How do people archive sites 1:1 using tools like Playwright? I’ve tried to screenshot things (looks weird) and pull the page content (have problems viewing articles like medium).

It's ultimately a cat and mouse game with many websites actively trying to sabotage archival efforts.

Unless this is a core functionality in something you're working on, most people will be better off using the SavePageNow API from archive.org and integrating with that. This is what I ultimately ended up doing for one of my projects.[1]

[1]: https://lgug2z.com/articles/notado-07-2023-update/

Website owners can request their site be blacklisted for archival, so this doesn't work for all websites.

Yeah this is true, but it works for enough websites to be a meaningful option, and it is almost always going to work better than something you have home-rolled (unless your core product is a direct competitor or something, in which case all bets are off ;))

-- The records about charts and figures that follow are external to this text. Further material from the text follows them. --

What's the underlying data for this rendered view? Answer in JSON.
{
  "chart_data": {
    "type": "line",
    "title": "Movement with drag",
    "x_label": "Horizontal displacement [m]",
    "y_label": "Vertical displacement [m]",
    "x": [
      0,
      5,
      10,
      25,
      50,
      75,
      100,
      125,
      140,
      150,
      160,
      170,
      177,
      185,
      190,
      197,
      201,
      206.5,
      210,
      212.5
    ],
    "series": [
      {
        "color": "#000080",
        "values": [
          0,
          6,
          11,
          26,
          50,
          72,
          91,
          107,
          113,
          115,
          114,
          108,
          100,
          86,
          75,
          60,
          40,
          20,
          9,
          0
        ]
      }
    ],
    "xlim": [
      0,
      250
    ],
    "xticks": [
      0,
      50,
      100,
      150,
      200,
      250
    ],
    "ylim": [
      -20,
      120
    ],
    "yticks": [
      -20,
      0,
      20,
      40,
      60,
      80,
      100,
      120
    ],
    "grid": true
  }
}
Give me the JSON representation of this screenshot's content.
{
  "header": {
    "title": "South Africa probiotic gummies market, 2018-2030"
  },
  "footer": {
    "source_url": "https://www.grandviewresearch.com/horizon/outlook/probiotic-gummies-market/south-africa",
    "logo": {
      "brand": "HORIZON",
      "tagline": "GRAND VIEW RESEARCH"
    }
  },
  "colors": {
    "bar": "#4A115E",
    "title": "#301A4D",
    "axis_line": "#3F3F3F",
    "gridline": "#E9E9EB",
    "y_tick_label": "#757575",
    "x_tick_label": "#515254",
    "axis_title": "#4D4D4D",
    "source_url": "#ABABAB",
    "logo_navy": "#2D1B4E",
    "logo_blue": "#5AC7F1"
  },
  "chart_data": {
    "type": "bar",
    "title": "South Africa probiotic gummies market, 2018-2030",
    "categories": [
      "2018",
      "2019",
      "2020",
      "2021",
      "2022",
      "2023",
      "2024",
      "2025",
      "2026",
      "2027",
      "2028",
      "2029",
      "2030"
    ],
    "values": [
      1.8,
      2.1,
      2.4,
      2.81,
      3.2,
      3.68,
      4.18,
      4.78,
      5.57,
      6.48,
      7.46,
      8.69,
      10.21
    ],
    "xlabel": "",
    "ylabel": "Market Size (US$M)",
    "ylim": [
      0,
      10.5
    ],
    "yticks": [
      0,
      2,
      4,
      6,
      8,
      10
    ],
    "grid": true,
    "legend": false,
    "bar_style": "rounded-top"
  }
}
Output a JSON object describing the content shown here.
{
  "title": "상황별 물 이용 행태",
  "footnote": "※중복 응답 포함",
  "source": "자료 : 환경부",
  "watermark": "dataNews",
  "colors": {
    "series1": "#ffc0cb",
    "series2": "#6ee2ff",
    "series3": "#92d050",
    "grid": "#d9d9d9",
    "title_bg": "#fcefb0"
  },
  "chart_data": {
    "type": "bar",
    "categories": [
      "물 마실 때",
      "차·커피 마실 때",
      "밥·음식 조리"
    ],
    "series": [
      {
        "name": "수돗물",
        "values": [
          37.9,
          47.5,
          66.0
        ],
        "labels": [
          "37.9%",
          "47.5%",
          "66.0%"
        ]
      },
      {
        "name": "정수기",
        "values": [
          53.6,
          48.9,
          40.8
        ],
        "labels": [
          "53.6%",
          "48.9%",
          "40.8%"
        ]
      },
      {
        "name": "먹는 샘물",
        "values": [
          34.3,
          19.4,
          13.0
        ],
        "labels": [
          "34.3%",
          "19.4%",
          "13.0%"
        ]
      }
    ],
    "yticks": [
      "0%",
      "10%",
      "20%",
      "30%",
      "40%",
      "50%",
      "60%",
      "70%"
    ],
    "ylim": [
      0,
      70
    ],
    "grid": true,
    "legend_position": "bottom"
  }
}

A good is example of this is Pinboard which claims to offer website archiving. A friend has over 100,000 links saved (with an archival account) there. When we spent a few minutes looking at the archive links for those items a few weeks ago, we couldn't find a single correct, working, accessible archive from the most recently archived links (listed as archived 5 weeks ago, so also not up to date).

I wonder if Firefox "reader mode as a utility" might be a viable alternative for Pinboard like "content oriented" archiving?

https://github.com/mozilla/readability